Le casque offre un certain anonymat. Ce que je voyais de mon partenaire, c’étaient ses yeux et ses poings. Du coup (drôle d’expression aussi !), du coup le style de chacun apparaît. Mon partenaire avait des yeux en amande. Des cheveux très noirs. Il était très ramassé. Il portait des crochets qui contournaient ma garde comme des arabesques.

La garde en boxe me semblait frustre. On monte les deux poings et on laisse l’autre taper dans les gants dressés comme un rempart. Les coudes ramassés devant le foie. On n’accompagne pas le mouvement de l’autre comme j’apprends à faire en tai-chi depuis sept ans. On encaisse.
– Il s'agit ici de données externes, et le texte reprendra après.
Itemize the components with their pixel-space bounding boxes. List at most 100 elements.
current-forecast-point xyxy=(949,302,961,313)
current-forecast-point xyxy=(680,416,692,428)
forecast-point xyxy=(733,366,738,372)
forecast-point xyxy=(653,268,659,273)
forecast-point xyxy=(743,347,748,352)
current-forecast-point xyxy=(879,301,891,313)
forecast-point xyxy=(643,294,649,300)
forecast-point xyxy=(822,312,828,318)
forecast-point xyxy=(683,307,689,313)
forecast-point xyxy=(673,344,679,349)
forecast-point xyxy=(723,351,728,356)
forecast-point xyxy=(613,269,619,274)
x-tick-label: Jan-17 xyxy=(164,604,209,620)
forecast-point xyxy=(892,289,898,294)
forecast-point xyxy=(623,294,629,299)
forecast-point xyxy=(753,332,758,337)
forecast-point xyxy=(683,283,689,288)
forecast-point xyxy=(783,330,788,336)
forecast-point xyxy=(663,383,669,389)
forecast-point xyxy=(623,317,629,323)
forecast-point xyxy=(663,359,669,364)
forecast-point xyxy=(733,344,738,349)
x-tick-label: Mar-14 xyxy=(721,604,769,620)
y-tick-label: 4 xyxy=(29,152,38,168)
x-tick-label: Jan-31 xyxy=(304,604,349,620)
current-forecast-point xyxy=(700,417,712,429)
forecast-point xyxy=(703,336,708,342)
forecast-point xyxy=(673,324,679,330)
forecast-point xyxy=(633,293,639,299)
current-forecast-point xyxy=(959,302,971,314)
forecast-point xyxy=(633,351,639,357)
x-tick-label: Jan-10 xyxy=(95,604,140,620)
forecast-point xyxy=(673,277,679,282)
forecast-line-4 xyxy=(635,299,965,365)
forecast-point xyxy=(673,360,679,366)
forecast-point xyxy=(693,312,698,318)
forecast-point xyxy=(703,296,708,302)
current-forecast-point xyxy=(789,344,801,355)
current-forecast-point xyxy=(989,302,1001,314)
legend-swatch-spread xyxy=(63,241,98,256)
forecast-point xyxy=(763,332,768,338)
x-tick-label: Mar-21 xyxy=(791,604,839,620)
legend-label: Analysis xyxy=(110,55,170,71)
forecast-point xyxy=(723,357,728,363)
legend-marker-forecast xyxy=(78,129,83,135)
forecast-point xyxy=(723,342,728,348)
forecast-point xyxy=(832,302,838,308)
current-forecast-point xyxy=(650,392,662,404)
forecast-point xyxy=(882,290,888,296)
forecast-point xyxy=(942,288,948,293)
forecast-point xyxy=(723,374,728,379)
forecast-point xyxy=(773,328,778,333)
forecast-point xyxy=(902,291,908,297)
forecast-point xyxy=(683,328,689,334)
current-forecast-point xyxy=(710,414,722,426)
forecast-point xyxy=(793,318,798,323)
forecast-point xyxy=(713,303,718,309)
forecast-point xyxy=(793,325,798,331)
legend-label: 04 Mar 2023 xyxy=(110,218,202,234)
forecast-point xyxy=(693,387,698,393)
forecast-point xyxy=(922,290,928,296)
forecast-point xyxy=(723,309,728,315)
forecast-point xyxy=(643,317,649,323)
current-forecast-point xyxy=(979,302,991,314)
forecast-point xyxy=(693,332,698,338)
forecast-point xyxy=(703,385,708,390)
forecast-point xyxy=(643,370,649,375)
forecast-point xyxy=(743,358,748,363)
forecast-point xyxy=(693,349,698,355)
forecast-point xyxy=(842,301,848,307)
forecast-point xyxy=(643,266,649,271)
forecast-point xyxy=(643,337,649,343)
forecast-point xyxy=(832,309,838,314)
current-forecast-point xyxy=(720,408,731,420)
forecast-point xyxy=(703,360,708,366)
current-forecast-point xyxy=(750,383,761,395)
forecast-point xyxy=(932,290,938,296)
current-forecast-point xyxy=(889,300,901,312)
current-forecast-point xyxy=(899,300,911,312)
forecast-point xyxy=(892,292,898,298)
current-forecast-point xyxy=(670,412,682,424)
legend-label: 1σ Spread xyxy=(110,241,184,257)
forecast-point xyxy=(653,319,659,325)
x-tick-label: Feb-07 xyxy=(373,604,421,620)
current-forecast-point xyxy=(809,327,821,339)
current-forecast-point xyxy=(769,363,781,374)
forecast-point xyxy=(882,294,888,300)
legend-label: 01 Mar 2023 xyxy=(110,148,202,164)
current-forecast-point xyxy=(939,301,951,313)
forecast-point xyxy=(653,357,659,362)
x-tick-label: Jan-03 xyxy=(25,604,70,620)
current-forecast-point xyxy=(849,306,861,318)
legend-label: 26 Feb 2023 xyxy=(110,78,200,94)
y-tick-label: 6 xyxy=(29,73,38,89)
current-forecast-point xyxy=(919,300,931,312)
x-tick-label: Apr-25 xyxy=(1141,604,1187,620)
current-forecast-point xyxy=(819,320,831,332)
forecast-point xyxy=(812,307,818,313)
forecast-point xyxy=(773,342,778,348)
Enlever le protège-dents – boire – remettre le protège-dents, avec les gants ce n’est pas commode du tout. Remettre le gant gauche avec la main droite déjà gantée aussi, ça demeure une sorte d’Annapurna à gravir pour moi.

Sauter à la corde, je ne sais pas. Je n’ai jamais sauté à la corde de ma vie. L’école où j’allais n’était pas mixte, et la corde à sauter c’était pour les filles. Il faut que j’aille m’acheter une corde à sauter pour apprendre. Je me demande bien où je vais m’entrainer. Dans le jardin où je fais du tai-chi, j’ai un certain prestige auprès des jardiniers avec mon sabre et mon épée. Avec ma corde à sauter, il faudra que je vienne très tôt.

Le cours finit par le gainage. Les abdos. C’est sûr, là encore j’ai du travail. Les pompes, ce n’est pas ma pratique… Les bras au tai-chi, ça travaille très peu.

D’ailleurs mes courbatures aujourd’hui, c’est surtout aux bras. Dans les jambes aussi, mais je sens que ça va disparaître vite.

Bon, ce matin, assis à cette terrasse de café, je ne me sens pas ankylosé, moulu, laminé comme je m’étais senti quinze jours durant après la séance d’initiation à la lutte aux Diables Rouges. Là j’avais eu le sentiment d’être passé dans une essoreuse. Le lendemain, c’étaient les ecchymoses qui étaient douloureuses, quelques jours plus tard les muscles de plus en plus profonds qui me faisaient souffrir et pour finir jusqu’aux os j’avais eu mal.

De retour dans la nuit, sur mon vélo, le long du canal, je me sens heureux de cette soirée. C’est souvent sur mon vélo que je me sens heureux.